AllowOrigin::mirror_request()
.allow_origin(Any)
.allow_credentials(true)

Também é inseguro copiar o valor do header Origin para Access-Control-Allow-Origin sem compará-lo com uma allowlist administrada pelo servidor. A combinação de origem refletida ou wildcard com credenciais merece correção imediata.

Uma busca inicial pode ser feita na raiz da aplicação:

rg -n 'mirror_request|allow_origin\(Any\)|allow_credentials\(true\)|Access-Control-Allow-Origin' src

O resultado exige revisão humana: a presença de allow_credentials(true) não é por si só uma vulnerabilidade quando a lista de origens é fechada e correta.

Migração recomendada

  1. Faça uma cópia/revisão do middleware existente e gere a versão atual em uma branch separada com cargo rullst make:cors.

  2. Substitua reflexão/wildcard por uma lista exata de origens com esquema, host e porta, por exemplo:

    CORS_ALLOWED_ORIGINS=https://app.example.com,https://admin.example.com
    
  3. Mantenha credenciais desabilitadas, salvo quando a aplicação realmente usa cookies ou autenticação cross-origin. Se forem necessárias, habilite-as somente depois de validar a allowlist exata.

  4. Restrinja métodos e headers ao contrato real da API. O scaffold atual inclui um baseline, não conhecimento automático de todos os endpoints da aplicação.

  5. Teste pelo menos uma origem permitida e origens negativas com host parecido, subdomínio não autorizado, porta diferente, null e ausência de Origin.

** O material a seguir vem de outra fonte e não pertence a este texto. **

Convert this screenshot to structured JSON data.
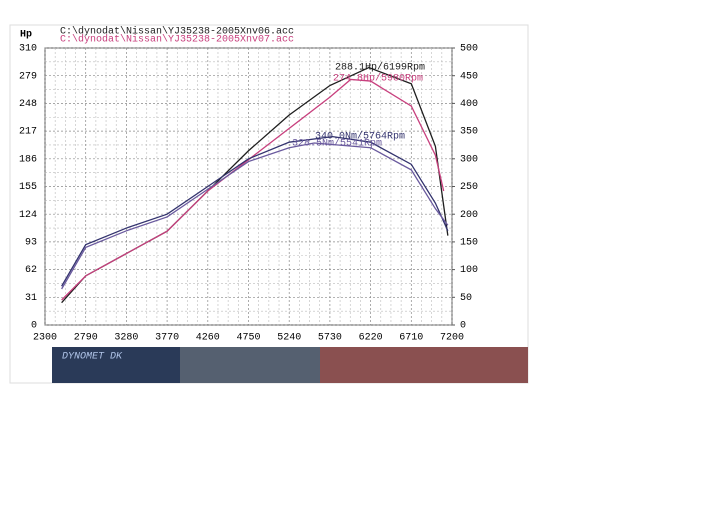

Exemplo de verificação manual (uma origem não autorizada não deve receber Access-Control-Allow-Origin):

curl -i -X OPTIONS https://api.example.com/resource \
  -H 'Origin: https://evil.example' \
  -H 'Access-Control-Request-Method: POST'

Critério de conclusão

A migração está concluída quando:

  • nenhuma origem é refletida ou aceita por wildcard;
  • o processo falha de forma explícita quando a configuração exigida está ausente ou inválida;
  • credenciais só são aceitas para origens exatas autorizadas;
  • testes negativos confirmam que origens enganosamente parecidas não recebem autorização CORS;
  • caches/proxies recebem Vary: Origin quando a resposta depende da origem.

O template vigente pode ser consultado em cargo-rullst/src/generators/cors_middleware.rs.template.